0 thoughts on “New York City and Ferguson, Missouri, police show pattern of violence against Black people

  1. This is symptomatic of broader problems within mainstream journalism where reporters tend to make a series of value judgement on who they regard as a “credible source” based on little other than their own personal bias. In this case, it’s evident that the reporters in question were initially quite happy to simply believe police PR that the fatality had been caused by a heart attack. Further investigation, let alone believing the word of those not in uniform (or the wrong color) often doesn’t enter into it. In 2009 in the UK we saw something similar, where police officers actually killed a man in the vicinity of a political protest and then told the press he’d collapsed from a heart attack and that protesters had actually impeded police paramedics attempting to save him. Subsequent video footage exposed this for what it was; a lie, yet British journalists were perfectly happy to publish this account as factual simply because of who was saying it and who they regarded as credible. A broadly similar incident had also taken place in 2005 with the police shooting of Jean Charles de Menezes on the London underground network, where the Evening Standard saw fit to print police claims that de Menezes had in fact been about to blow himself up with a visible explosive device. The reality was, however, that this was a total fabrication.

  2. Serious accurate journalism, involving not just fact-checking but real comprehension of background to a story, suffered a huge loss nearly 20 years ago when the 6 unions representing the Detroit News and Free Press struck, but couldn’t win–even with broad community support–against the billionaire Knight-Ridder and Gannett corporations.
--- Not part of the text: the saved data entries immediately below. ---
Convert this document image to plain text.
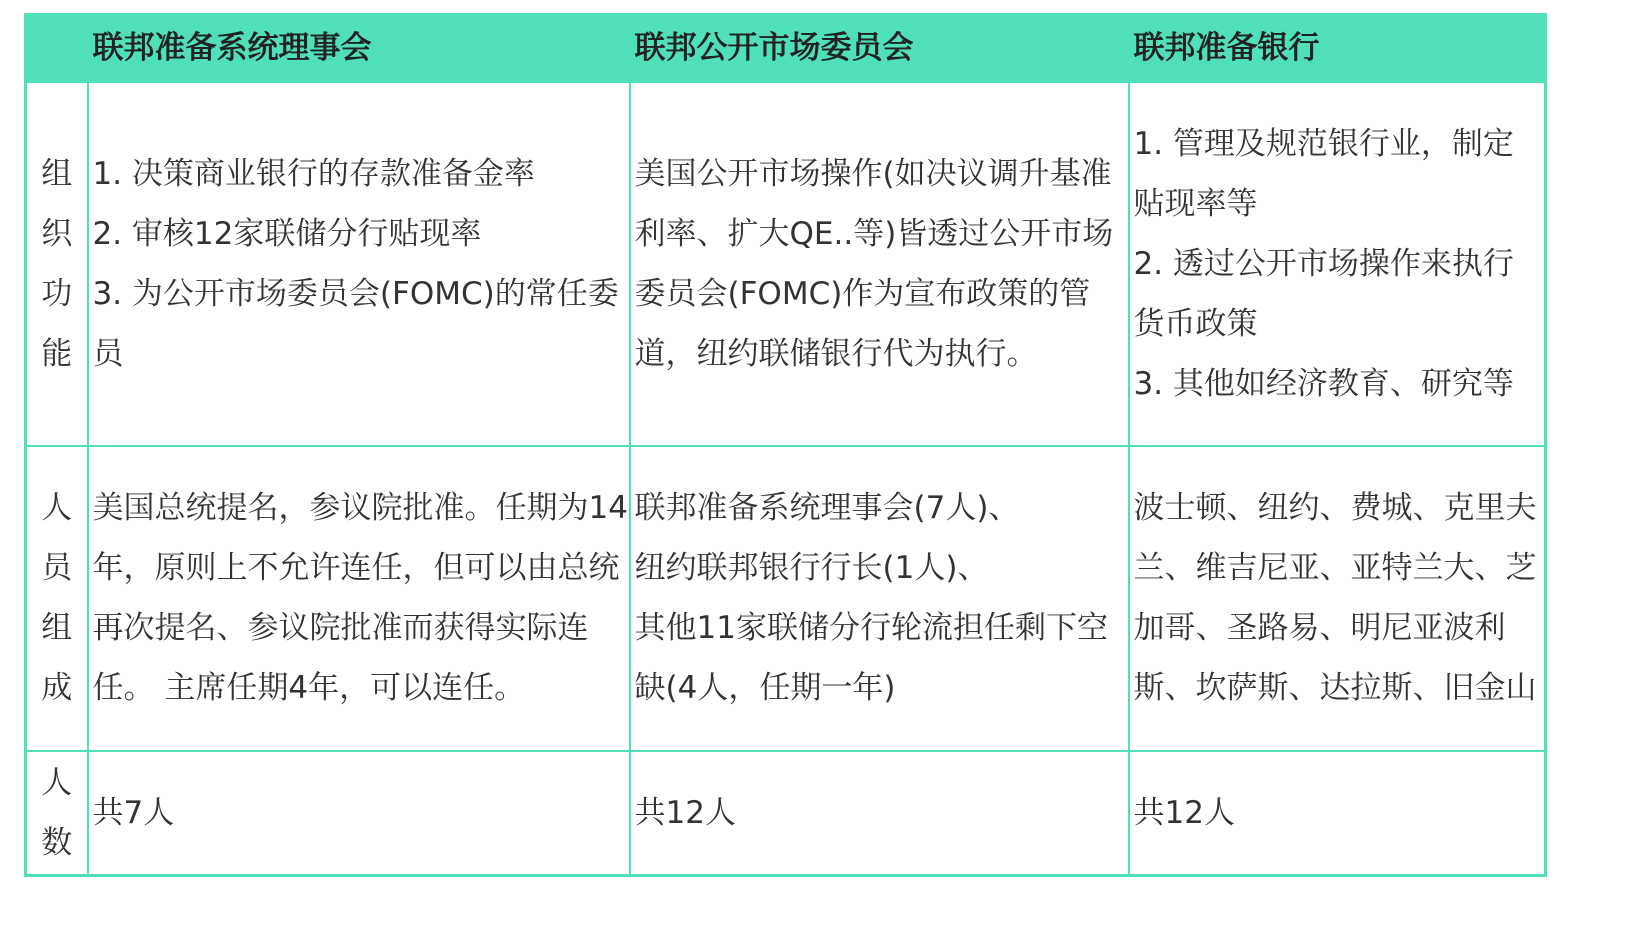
	联邦准备系统理事会	联邦公开市场委员会	联邦准备银行

组织功能	1. 决策商业银行的存款准备金率
2. 审核12家联储分行贴现率
3. 为公开市场委员会(FOMC)的常任委员	美国公开市场操作(如决议调升基准利率、扩大QE..等)皆透过公开市场委员会(FOMC)作为宣布政策的管道，纽约联储银行代为执行。	1. 管理及规范银行业，制定贴现率等
2. 透过公开市场操作来执行货币政策
3. 其他如经济教育、研究等

人员组成	美国总统提名，参议院批准。任期为14年，原则上不允许连任，但可以由总统再次提名、参议院批准而获得实际连任。 主席任期4年，可以连任。	联邦准备系统理事会(7人)、
纽约联邦银行行长(1人)、
其他11家联储分行轮流担任剩下空缺(4人，任期一年)	波士顿、纽约、费城、克里夫兰、维吉尼亚、亚特兰大、芝加哥、圣路易、明尼亚波利斯、坎萨斯、达拉斯、旧金山

人数	共7人	共12人	共12人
Many professional workers — from printers to drivers to writers, photographers and editors–lost their jobs and union protections after the strike. The quality of the “news” reporting tanked.

  3. Some comments from WCHB AM 1200 Black talk radio in Detroit:

    Tom Joyner quoted someone who said on the day of Michael Brown’s funeral: “We need to turn this moment into a movement.”

    A lot of discussion about what to do now, after marching and protesting, to change the whole relationship among Black communities and the police. Discussion about the militarization of police departments and of voter registration campaigns–many young men did not know that only registerred voters can be on a grand jury. Or that they could vote out prosecutors like McCullough.